3. Pengendalian Institusional dan Pengendalian Berpribadi
a. Pengendalian institusional
Ialah pengaruh suatu pola kebudayaan yang dimiliki lembaga (institusi) tertentu. Pola-pola kelakuan dan kaidah-kaidah lembaga itu tidak saja mengontrol para anggota lembaga tetapi juga anggota masyarakat yang ada di luar lembaga tersebut. Misalnya, di suatu daerah terdapat sebuah lembaga pesantren yang mengelola sejumlah besar santri yang tinggal di dalam pondok itu. Pengaruh pesantren tidak terbatas hanya pada santri, tetapi juga penduduk di luar lingkungan pesantren.

b. Pengendalian berpribadi
Ialah pengaruh baik atau buruk yang datang dari orang tertentu yang sudah dikenal luas. Bahkan silsilah dan riwayat hidupnya, dan teristimewa ajarannya juga dikenal. Dalam pengawasan institusional sulit diketahui dari siapa pengaruh itu datang. Sebaliknya, dalam pengawasan berpribadi mudah diketahui siapa pengontrolnya.

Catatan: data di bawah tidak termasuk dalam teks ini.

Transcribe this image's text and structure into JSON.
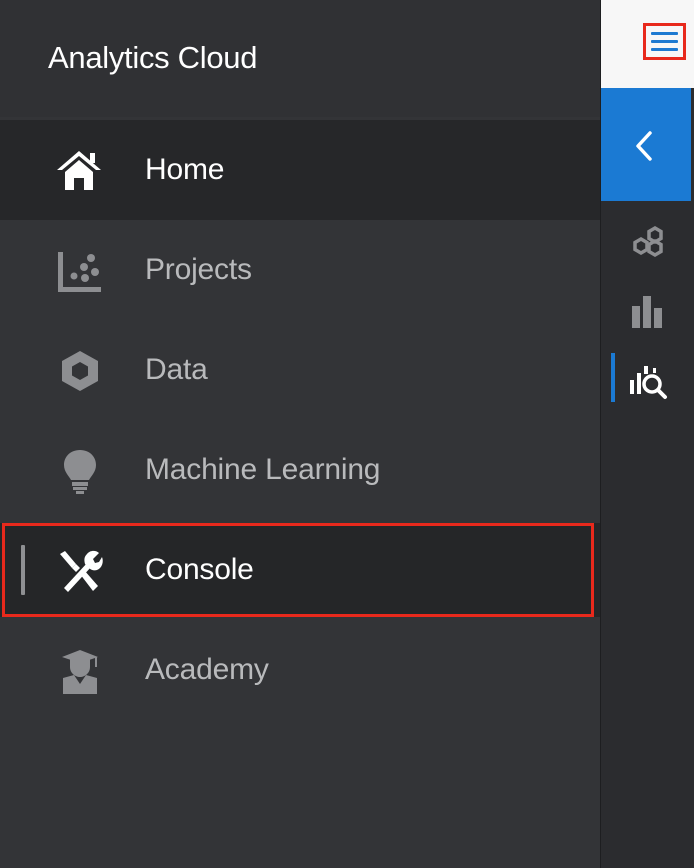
{
  "app": {
    "title": "Analytics Cloud"
  },
  "nav": {
    "items": [
      {
        "label": "Home",
        "icon": "home-icon",
        "state": "active"
      },
      {
        "label": "Projects",
        "icon": "projects-icon",
        "state": "normal"
      },
      {
        "label": "Data",
        "icon": "data-icon",
        "state": "normal"
      },
      {
        "label": "Machine Learning",
        "icon": "lightbulb-icon",
        "state": "normal"
      },
      {
        "label": "Console",
        "icon": "tools-icon",
        "state": "highlighted"
      },
      {
        "label": "Academy",
        "icon": "academy-icon",
        "state": "normal"
      }
    ]
  },
  "rail": {
    "icons": [
      "menu-icon",
      "collapse-chevron-icon",
      "hexagons-icon",
      "bar-chart-icon",
      "search-analytics-icon"
    ],
    "active_icon": "search-analytics-icon"
  },
  "colors": {
    "accent_blue": "#1b7ad3",
    "highlight_red": "#e8291c",
    "drawer_bg": "#333437",
    "active_item_bg": "#262729"
  }
}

2 Peran Lembaga Pengendalian Sosial
Dalam pengendalian sosial, lembaga-lembaga yang ada dalam masyarakat cukup berperan. Lembaga-lembaga yang bertujuan untuk memenuhi kebutuhan-kebutuhan pokok manusia pada dasarnya mempunyai peran sebagai berikut.
  1. Memberikan pedoman pada anggota masyarakat, bagaimana mereka harus bertingkah laku atau bersikap di dalam menghadapi masalah-masalah yang mereka temui di dalam masyarakat, terutama yang berkaitan dengan kebutuhan-kebutuhan.
  2. Menjaga keutuhan masyarakat.
  3. Memberikan pegangan kepada masyarakat untuk mengadakan sistem pengendalian sosial. Maksudnya, sistem pengawasan masayarakat terhadap tingkah laku anggota-anggotanya.
Lembaga masyarakat yang bertujuan untuk mengawasi adat-istiadat atau tata kelakuan yang tidak menjadi bagian mutlak lembaga itu sendiri menurut Gillin dan Gillin disebut fegulaiipe institutions. Contohnya adalah kejaksaan dan pengadilan. Dalam melaksanakan fungsi ini, kejaksaan dan pengadilan dibantu oleh pihak kepolisian. Polisi sebagai aparat negara memiliki tugas untuk menjaga dan memelihara ketertiban serta mencegah dan mengatasi perilaku menyimpang yang melanggar hukum di dalam masyarakat. Peran kepolisian tidak hanya mencegah, tetapi juga menangkap, menyidik dan menyerahkan pelaku ke pihak kejaksaan untuk diteruskan ke pengadilan.bentuk-bentuk pengendalian sosial, Pengertian pengendalian sosial, sifat pengendalian sosial, cara pengendalian sosial











BAB IV
PENUTUP
4.1.         Simpulan
Pranata dan penyimpangan sosial merupakan satu kesatuan dalam suatu prilaku sosial dalam lingkungan masyarakat, sekolah, maupun lapangan kerja sekalipun. Sebagai makhluk sosial, manusia hidup bersama orang lain. Dalam hidup bersama, tentu seorang manusia tidak dapat bertindak seenaknya. Norma meletakkan pedoman dasar bagaimana manusia memainkan perannya dan bagaimana manusia berhubungan dengan sesamanya.
4.2.         Saran
ketika pranata dan penyimpangan sosial merupakan satu kesatuan prilaku di masyarakat, hendaknya di jaga untuk menjaga dan memelihara ketertiban serta mencegah dan mengatasi perilaku menyimpang yang melanggar hukum di dalam masyarakat.
           









DAFTAR PUSTAKA
Ø  Sunarto, Kamanto. 2000. Pengantar Sosiologi, Jakarta : FEUI.